I've been told by many people that I should find what makes me happy in life. To me that has meant that I'm suppose to find the people that make me happy, hobbies that make me smile and accomplish things in life that make me feel that my life is worth living. In my, so far, quite short life I have had those things. I've made friends that I know stand by me, found hobbies I enjoy and accomplish things that prove that my life can be worth something. But I've also experienced the opposite and instead of realising that the negative things in my life are inevitable I have gotten stuck and decided to ignore all the positive things instead. But that's not the way to live your life.

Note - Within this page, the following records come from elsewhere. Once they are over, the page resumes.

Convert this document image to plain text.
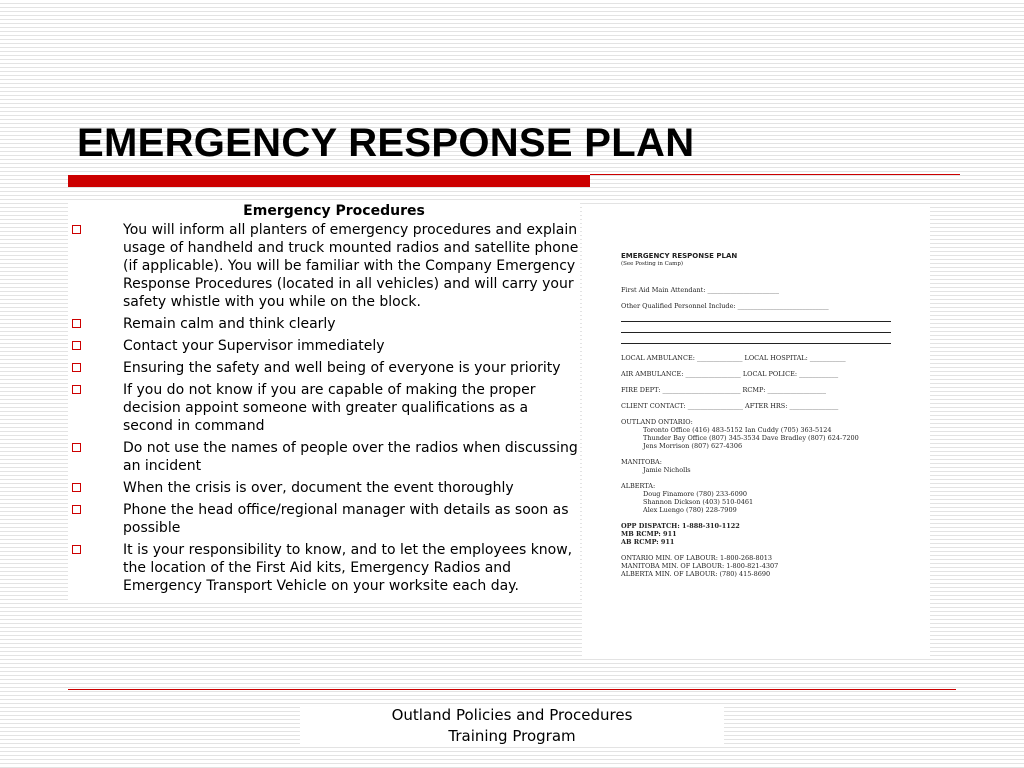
EMERGENCY RESPONSE PLAN

Emergency Procedures

You will inform all planters of emergency procedures and explain usage of handheld and truck mounted radios and satellite phone (if applicable). You will be familiar with the Company Emergency Response Procedures (located in all vehicles) and will carry your safety whistle with you while on the block.
Remain calm and think clearly
Contact your Supervisor immediately
Ensuring the safety and well being of everyone is your priority
If you do not know if you are capable of making the proper decision appoint someone with greater qualifications as a second in command
Do not use the names of people over the radios when discussing an incident
When the crisis is over, document the event thoroughly
Phone the head office/regional manager with details as soon as possible
It is your responsibility to know, and to let the employees know, the location of the First Aid kits, Emergency Radios and Emergency Transport Vehicle on your worksite each day.
EMERGENCY RESPONSE PLAN
(See Posting in Camp)
First Aid Main Attendant: ______________________
Other Qualified Personnel Include: ____________________________
LOCAL AMBULANCE: ______________ LOCAL HOSPITAL: ___________
AIR AMBULANCE: _________________ LOCAL POLICE: ____________
FIRE DEPT: ________________________ RCMP: __________________
CLIENT CONTACT: _________________ AFTER HRS: _______________
OUTLAND ONTARIO:
Toronto Office (416) 483-5152 Ian Cuddy (705) 363-5124
Thunder Bay Office (807) 345-3534 Dave Bradley (807) 624-7200
Jens Morrison (807) 627-4306
MANITOBA:
Jamie Nicholls
ALBERTA:
Doug Finamore (780) 233-6090
Shannon Dickson (403) 510-0461
Alex Luengo (780) 228-7909
OPP DISPATCH: 1-888-310-1122
MB RCMP: 911
AB RCMP: 911
ONTARIO MIN. OF LABOUR: 1-800-268-8013
MANITOBA MIN. OF LABOUR: 1-800-821-4307
ALBERTA MIN. OF LABOUR: (780) 415-8690
Outland Policies and Procedures
Training Program
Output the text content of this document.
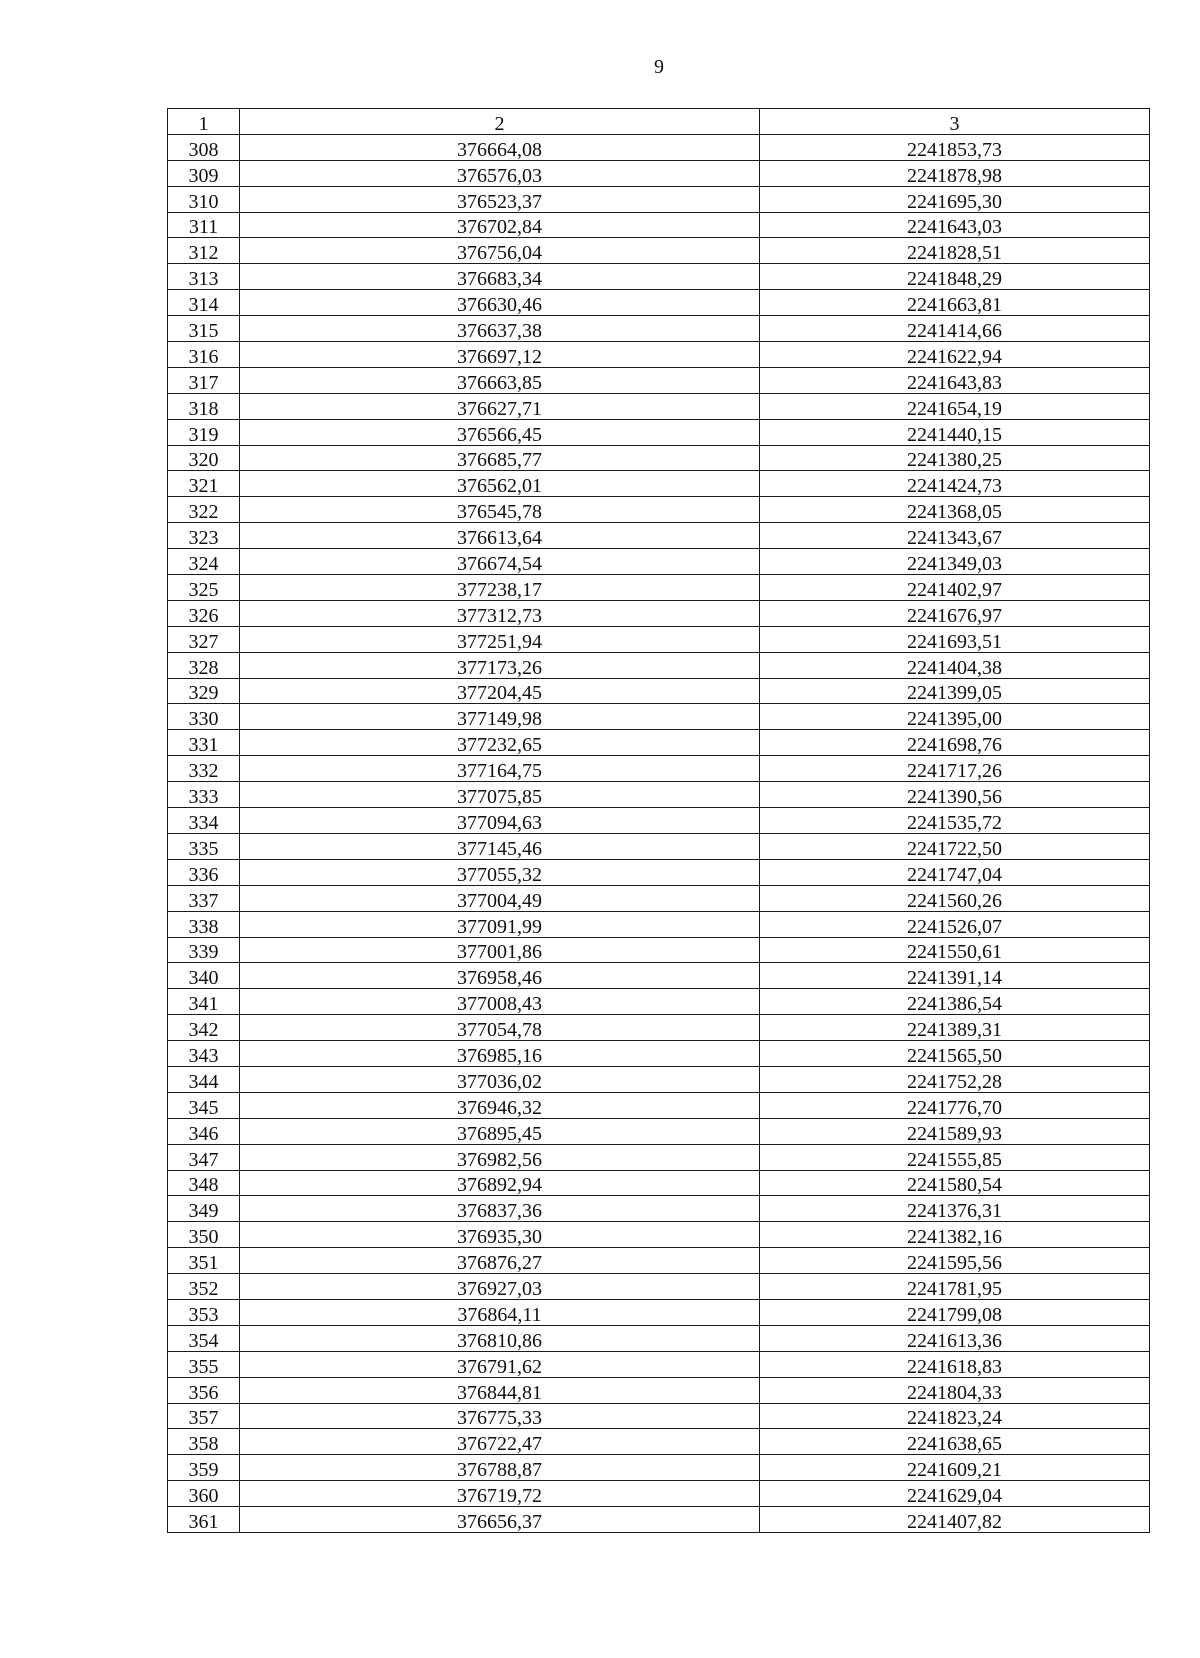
9
1	2	3
308	376664,08	2241853,73
309	376576,03	2241878,98
310	376523,37	2241695,30
311	376702,84	2241643,03
312	376756,04	2241828,51
313	376683,34	2241848,29
314	376630,46	2241663,81
315	376637,38	2241414,66
316	376697,12	2241622,94
317	376663,85	2241643,83
318	376627,71	2241654,19
319	376566,45	2241440,15
320	376685,77	2241380,25
321	376562,01	2241424,73
322	376545,78	2241368,05
323	376613,64	2241343,67
324	376674,54	2241349,03
325	377238,17	2241402,97
326	377312,73	2241676,97
327	377251,94	2241693,51
328	377173,26	2241404,38
329	377204,45	2241399,05
330	377149,98	2241395,00
331	377232,65	2241698,76
332	377164,75	2241717,26
333	377075,85	2241390,56
334	377094,63	2241535,72
335	377145,46	2241722,50
336	377055,32	2241747,04
337	377004,49	2241560,26
338	377091,99	2241526,07
339	377001,86	2241550,61
340	376958,46	2241391,14
341	377008,43	2241386,54
342	377054,78	2241389,31
343	376985,16	2241565,50
344	377036,02	2241752,28
345	376946,32	2241776,70
346	376895,45	2241589,93
347	376982,56	2241555,85
348	376892,94	2241580,54
349	376837,36	2241376,31
350	376935,30	2241382,16
351	376876,27	2241595,56
352	376927,03	2241781,95
353	376864,11	2241799,08
354	376810,86	2241613,36
355	376791,62	2241618,83
356	376844,81	2241804,33
357	376775,33	2241823,24
358	376722,47	2241638,65
359	376788,87	2241609,21
360	376719,72	2241629,04
361	376656,37	2241407,82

People come and go in your life and as much as you don't want to admit it, they change you. Some more than others. I've recently had two people in my life going, one that made me happy and one that made me miserable. In the end the person that made me happy made me more miserable by going than the person that made me miserable from the beginning. Looking back at it, it doesn't make sense. Yes, it's hard to see someone that made you happy going but the fact that the person is leaving means that he won't be the source of your happiness anymore and you need to accept it. You need to be open to find other sources of happiness. Whilst when someone who has made you miserable disappears you won't miss him. He is leaving a space to fill that was already there and therefore you won't feel empty. But both these people have been in your life and they have affected you. When they leave you change and you realise that the space they've left can't be filled with something else except for what you've learnt by having them in your life. However, you deserve to move on with your life and not make these people make you miserable. Why? Because you're worth it.
Everyone also experiences setbacks in life. You don't get in to the university you want, get rejected by a job, don't get the First you expected...yeah, I think you get the point. These setbacks are hard to deal with. It makes you wonder why other people can do it but you can't. Is it because you aren't as good as them? Let me tell you the truth, in some cases you might actually not be as good as the person who did better or got the job you applied for. That makes them better at that specific thing, not everything in life. Setbacks aren't meant for us to go and hide in our rooms. I would say it's there for us to learn but I'm not going to lie, it's there for us because life doesn't always go our way and we aren't in control over everything that affects our lives. But we are in control of one thing, what we do when we meet a challenge. Either we go and cry (which I've done many times) or we continue working towards our goals and apply to another job (which I've also done). Believe me, the latter feels so much better. And why should we do it? Because we're worth it.
We only live once. There will be people trying to push you down. There will be things making you believe you're not good enough but it's not worth dwelling on these things. I would know, I've done it too many times and it hasn't helped. No, instead I have decided that L'Oréal has taught me more than Nike has. Just doing things isn't enough in life. We need to do things because we deserve being happy. As hard as I feel that it is sometimes to just let things go and live my life, I've decided that is what I have to do. Why? Because I'm worth it.